In the evening, I was lying flat on the hot patio stones and for a long time, watched the swifts catching insects in the sky above me. Earlier, we had cancelled the very expensive flights to Portugal. So what. I could probably have made it there and back. But. I could not persuade my health insurance, which is currently paying my salary, that gallivanting around Porto is part of my treatment.
So. There I was. Watching the swifts and the beautiful evening clouds above me. I felt small and insignificant and at home. Nothing seemed more important than this right now, hot patio stones, birds, insects, clouds, the vine growing above the sitting room windows.
Then a warm gentle wind started rustling the tall poplar trees, I closed my eyes and listened.

Much later, we watched Manchester by the Sea  and I couldn't speak for a while afterwards.

06 June 2017

this is for Robin

In March, you told us the story of a rose and this morning, look what I found in our garden. We bought the rose bush last summer in Italy in a small garden center off the road in the South Tyrolian Adige valley on the sunny side of the Alps.
I have been thinking of you and your rose story today.

02 June 2017

On a day like today, I wish I was dumb and naive and blind.
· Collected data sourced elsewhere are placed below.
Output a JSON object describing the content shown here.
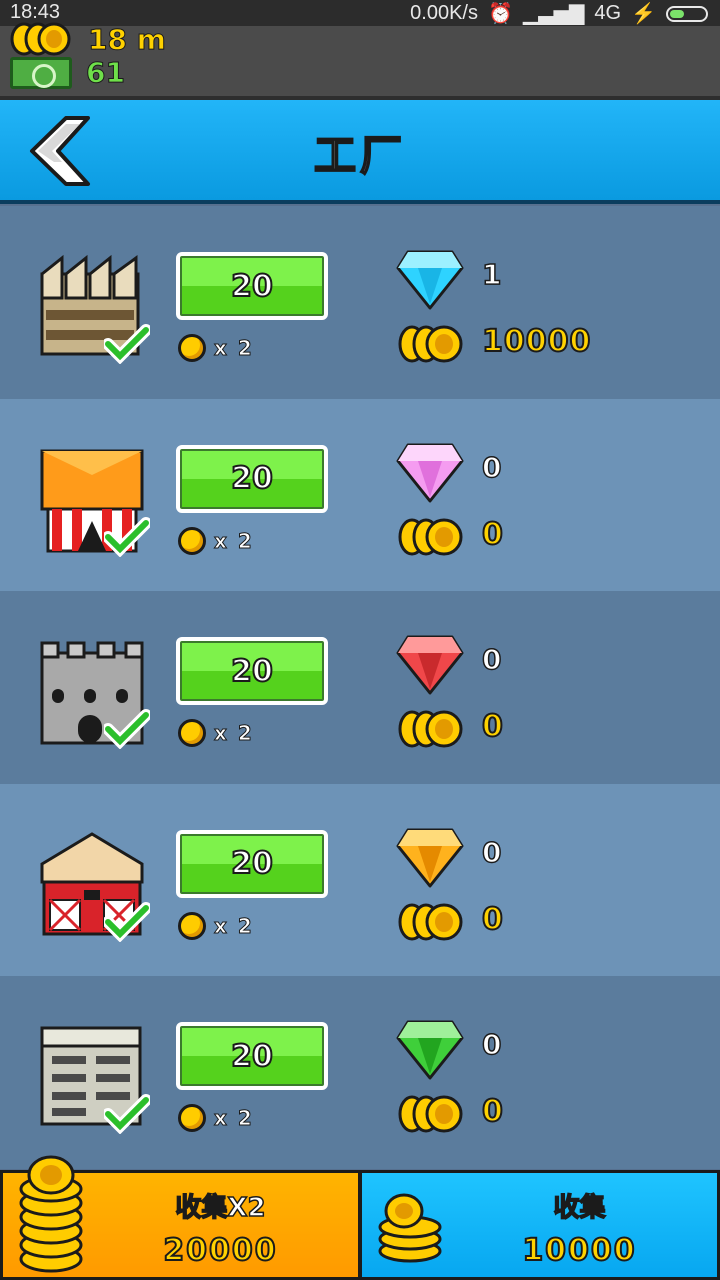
{
  "status_bar": {
    "time": "18:43",
    "network_speed": "0.00K/s",
    "network_type": "4G"
  },
  "resources": {
    "coins": "18 m",
    "cash": "61"
  },
  "header": {
    "title": "工厂"
  },
  "factories": [
    {
      "building": "warehouse-building-icon",
      "upgrade_cost": "20",
      "multiplier": "x 2",
      "gem_color": "#2ed3ff",
      "gem_name": "blue-diamond-icon",
      "gem_count": "1",
      "coin_output": "10000"
    },
    {
      "building": "circus-tent-icon",
      "upgrade_cost": "20",
      "multiplier": "x 2",
      "gem_color": "#f59cf0",
      "gem_name": "pink-diamond-icon",
      "gem_count": "0",
      "coin_output": "0"
    },
    {
      "building": "castle-icon",
      "upgrade_cost": "20",
      "multiplier": "x 2",
      "gem_color": "#f0474a",
      "gem_name": "red-diamond-icon",
      "gem_count": "0",
      "coin_output": "0"
    },
    {
      "building": "barn-icon",
      "upgrade_cost": "20",
      "multiplier": "x 2",
      "gem_color": "#ffb21d",
      "gem_name": "orange-diamond-icon",
      "gem_count": "0",
      "coin_output": "0"
    },
    {
      "building": "office-building-icon",
      "upgrade_cost": "20",
      "multiplier": "x 2",
      "gem_color": "#3fcf3a",
      "gem_name": "green-diamond-icon",
      "gem_count": "0",
      "coin_output": "0"
    }
  ],
  "bottom": {
    "collect_x2_label": "收集X2",
    "collect_x2_amount": "20000",
    "collect_label": "收集",
    "collect_amount": "10000"
  }
}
That I could spend my life in a golden tower of happy ignorance, never getting lost in a forest, never watching the sky for rain before I hang out the laundry.
I wish my father would have never explained to me about the water cycle and the importance of aquifers when I was a child who just wanted to spend a precious moment in time with him by the stream at the bottom of the field beyond our house.
I wish my parents never took it for granted with their books and science magazines and endless Sunday walks that I would recognise how everything in the natural world is connected, instilling in me, by the way, a deep respect for life on earth, from the dead lizard I carried for a while in the bib pocket of my overalls to the swifts nesting below the eaves and woodlice crawling inside my welly boots.
I wish I had spent my university time in a fever of mostly partying and never read a single sentence by Rachel Carson, James Lovelock or EF Schumacher. Never heard of the Club of Rome, A Blueprint for Survival, Fritjof Capra, Chico Mendes.
I wish I never went to the  inaugural meeting of the Green Party, never heard Petra Kelly say that if we want a future, the future must be green.
How I wish I never met Vandana Shiva and Farida Akhtar, never listened to a word from Wangari Maathai or Jane Goodall, never watched David Attenborough.
I wish I never stood at the viewing platform of the Grossglockner glacier on a hot August day in 1983 with a sleeping baby in my arms, while R took pictures of the massive ice sheet that today has shriveled to a fraction of its size.
I wish I never let myself be carried by the strong warm currents of the Indian ocean, surrounded by mysterious schools of fish, floating above a paradise of colourful corals that are now dying.